Discovery of a “neurotransmitter” system in airway epithelial cells could mean asthma patients will breathe easier
Sunnybrook researchers (in collaboration with scientists at University of Toronto, University of Manitoba and McMaster University) have found a surprising connection between a major "neurotransmitter" (GABA) and the overproduction of mucus in the airway's epithelial cells. Mucus overproduction is a common symptom of asthma, and this discovery could mean new and improved treatments for asthmatic patients in the future.
The study entitled, "A GABAergic system in airway epithelium is essential for mucus overproduction in asthma" published Sunday in Nature Medicine online, found that the subtype A GABA receptor (GABAAR) and the GABA synthetic enzyme glutamic acid decarboloxylase are expressed in the airway's epithelial cells, form a GABA signaling system. This signaling system becomes activated during an asthmatic reaction, causing mucus overproduction in the airway. This was observed first in a mouse model, and also proved to be the case in airway biopsies of human subjects with asthma. Researchers found that when asthmatic mice inhaled substances that block the GABA signaling system, the airway's mucus production is greatly reduced.
Dr. Wei-Yang Lu, principal investigator of the study, explains why this discovery is exciting for his research team, "This is a significant finding as there is currently no asthma treatment that addresses the overproduction of mucus. Asthmatic attacks produce mucus over-secretion from airway epithelial cells and airway smooth muscle contraction, resulting in airway narrowing and hence shortness of breath. The inhalation of adrenaline using a "puffer" induces airway smooth muscle relaxation, but does little to impede mucus production. Given that severe asthma attacks are more related to the overproduction of mucus, reducing mucus production by blocking the GABA signaling system could be a better treatment for many asthmatic patients."

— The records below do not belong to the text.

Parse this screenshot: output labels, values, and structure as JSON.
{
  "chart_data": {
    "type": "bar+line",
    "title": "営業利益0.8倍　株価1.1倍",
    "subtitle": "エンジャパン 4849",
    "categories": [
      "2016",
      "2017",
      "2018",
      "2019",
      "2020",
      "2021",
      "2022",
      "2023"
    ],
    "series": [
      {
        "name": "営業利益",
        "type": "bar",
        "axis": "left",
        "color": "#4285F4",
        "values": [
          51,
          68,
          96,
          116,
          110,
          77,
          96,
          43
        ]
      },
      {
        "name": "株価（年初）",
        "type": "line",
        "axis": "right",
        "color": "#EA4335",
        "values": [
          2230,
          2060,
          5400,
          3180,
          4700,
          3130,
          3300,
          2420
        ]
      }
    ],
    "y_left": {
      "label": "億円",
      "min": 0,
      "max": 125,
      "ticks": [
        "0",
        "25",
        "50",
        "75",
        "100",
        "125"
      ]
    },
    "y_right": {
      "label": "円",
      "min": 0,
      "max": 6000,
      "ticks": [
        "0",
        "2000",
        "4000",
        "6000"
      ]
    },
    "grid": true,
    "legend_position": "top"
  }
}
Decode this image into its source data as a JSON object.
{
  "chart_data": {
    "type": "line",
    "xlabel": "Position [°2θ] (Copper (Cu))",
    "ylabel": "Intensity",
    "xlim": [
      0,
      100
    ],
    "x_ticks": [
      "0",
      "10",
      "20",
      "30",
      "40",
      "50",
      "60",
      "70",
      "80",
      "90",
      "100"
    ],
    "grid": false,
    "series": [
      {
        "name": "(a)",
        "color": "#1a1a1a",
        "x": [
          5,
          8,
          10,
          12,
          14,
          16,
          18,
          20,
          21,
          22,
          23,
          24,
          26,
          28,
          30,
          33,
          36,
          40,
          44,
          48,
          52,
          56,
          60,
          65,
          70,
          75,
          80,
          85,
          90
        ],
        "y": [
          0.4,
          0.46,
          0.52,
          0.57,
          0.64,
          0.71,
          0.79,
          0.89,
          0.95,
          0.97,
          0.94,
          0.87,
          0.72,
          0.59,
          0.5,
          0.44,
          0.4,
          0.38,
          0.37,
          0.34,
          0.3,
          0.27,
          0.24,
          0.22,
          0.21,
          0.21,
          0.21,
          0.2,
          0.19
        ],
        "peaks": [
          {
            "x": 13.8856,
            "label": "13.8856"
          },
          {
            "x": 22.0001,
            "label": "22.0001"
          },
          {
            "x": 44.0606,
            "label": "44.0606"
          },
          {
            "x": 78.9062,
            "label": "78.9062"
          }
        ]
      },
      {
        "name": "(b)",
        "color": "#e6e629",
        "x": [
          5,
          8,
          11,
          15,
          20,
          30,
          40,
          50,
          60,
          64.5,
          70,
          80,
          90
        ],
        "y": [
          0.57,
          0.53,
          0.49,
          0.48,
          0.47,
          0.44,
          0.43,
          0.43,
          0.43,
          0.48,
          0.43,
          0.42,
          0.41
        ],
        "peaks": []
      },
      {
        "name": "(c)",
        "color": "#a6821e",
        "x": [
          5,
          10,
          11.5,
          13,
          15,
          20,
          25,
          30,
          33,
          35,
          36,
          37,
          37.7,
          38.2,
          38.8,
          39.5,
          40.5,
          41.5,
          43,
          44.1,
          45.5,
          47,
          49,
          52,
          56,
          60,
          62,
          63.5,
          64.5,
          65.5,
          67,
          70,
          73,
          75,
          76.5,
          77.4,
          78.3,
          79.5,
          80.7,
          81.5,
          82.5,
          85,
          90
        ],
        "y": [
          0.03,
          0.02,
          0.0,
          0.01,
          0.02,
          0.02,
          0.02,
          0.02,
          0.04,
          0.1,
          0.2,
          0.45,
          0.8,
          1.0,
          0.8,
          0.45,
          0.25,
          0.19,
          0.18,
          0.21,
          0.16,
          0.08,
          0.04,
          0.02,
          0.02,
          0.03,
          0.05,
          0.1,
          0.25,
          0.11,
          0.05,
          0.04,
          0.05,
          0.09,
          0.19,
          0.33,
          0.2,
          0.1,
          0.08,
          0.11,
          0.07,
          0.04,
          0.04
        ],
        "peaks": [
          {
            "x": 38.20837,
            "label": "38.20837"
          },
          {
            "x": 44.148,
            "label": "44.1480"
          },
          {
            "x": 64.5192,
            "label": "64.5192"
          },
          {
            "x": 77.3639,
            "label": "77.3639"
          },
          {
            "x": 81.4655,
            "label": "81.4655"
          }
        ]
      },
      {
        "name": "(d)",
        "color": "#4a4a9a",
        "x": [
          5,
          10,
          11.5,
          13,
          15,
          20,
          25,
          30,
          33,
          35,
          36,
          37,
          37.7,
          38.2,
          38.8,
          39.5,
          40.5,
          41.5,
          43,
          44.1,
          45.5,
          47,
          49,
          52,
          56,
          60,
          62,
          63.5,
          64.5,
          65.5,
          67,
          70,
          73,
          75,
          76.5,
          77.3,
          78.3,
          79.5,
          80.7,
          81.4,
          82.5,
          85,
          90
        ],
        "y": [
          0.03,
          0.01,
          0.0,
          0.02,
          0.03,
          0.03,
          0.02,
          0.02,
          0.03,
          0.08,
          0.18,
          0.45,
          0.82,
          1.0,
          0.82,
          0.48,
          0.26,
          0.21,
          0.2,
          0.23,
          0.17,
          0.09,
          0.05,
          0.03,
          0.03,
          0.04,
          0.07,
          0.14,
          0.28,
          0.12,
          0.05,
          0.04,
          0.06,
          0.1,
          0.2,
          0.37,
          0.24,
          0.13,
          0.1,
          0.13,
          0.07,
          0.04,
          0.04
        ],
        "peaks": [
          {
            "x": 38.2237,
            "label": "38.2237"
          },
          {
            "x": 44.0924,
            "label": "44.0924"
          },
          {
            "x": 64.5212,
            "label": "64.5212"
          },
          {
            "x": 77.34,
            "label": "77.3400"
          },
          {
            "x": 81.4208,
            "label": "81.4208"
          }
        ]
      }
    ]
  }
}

Allergic asthma is initiated by immune response; meaning it begins in response to inhaled foreign substances. Immune cells in the lung release multiple cytokines, which in turn stimulate reactions in airway epithelial cells and smooth muscle cells. The research team, which included Dr. Lu's lab at Sunnybrook, Dr. Xi Yang's lab at University of Manitoba and Dr. Mark Inman's lab at McMaster University, found that the cytokine interleukens-13 in particular plays a critical role in activating the GABA signaling in the airway epithelial cells during an asthmatic reaction.
Dr. Lu emphasizes again that this airway epithelial GABA system is not associated with airway inflammation, nor with airway smooth muscle contraction in asthma, as these symptoms were not stopped by blocking GABAARs. This makes this GABA signaling system a specific target for management of mucus overproduction in asthmatic attacks. Clinical trials will be the next phase required to determine the exact effect of GABA antagonists in humans with asthma.
These findings have implications for other areas of medicine as well, including anaesthesia. The front line cells facing inhaling anaesthetics are lung epithelial cells, which makes the finding of GABAARs in these cells important as general anaesthetics frequently target GABAARs to take effect. On-going studies in Dr. Lu's laboratory indicate that inhaling anaesthetics change GABAAR activity in lung epithelial cells, thus potentially affecting pulmonary function. What this potential affect is in the short and long-term requires further research. Funding for the study was supplied by the Canadian Institute for Health Research (CIHR.)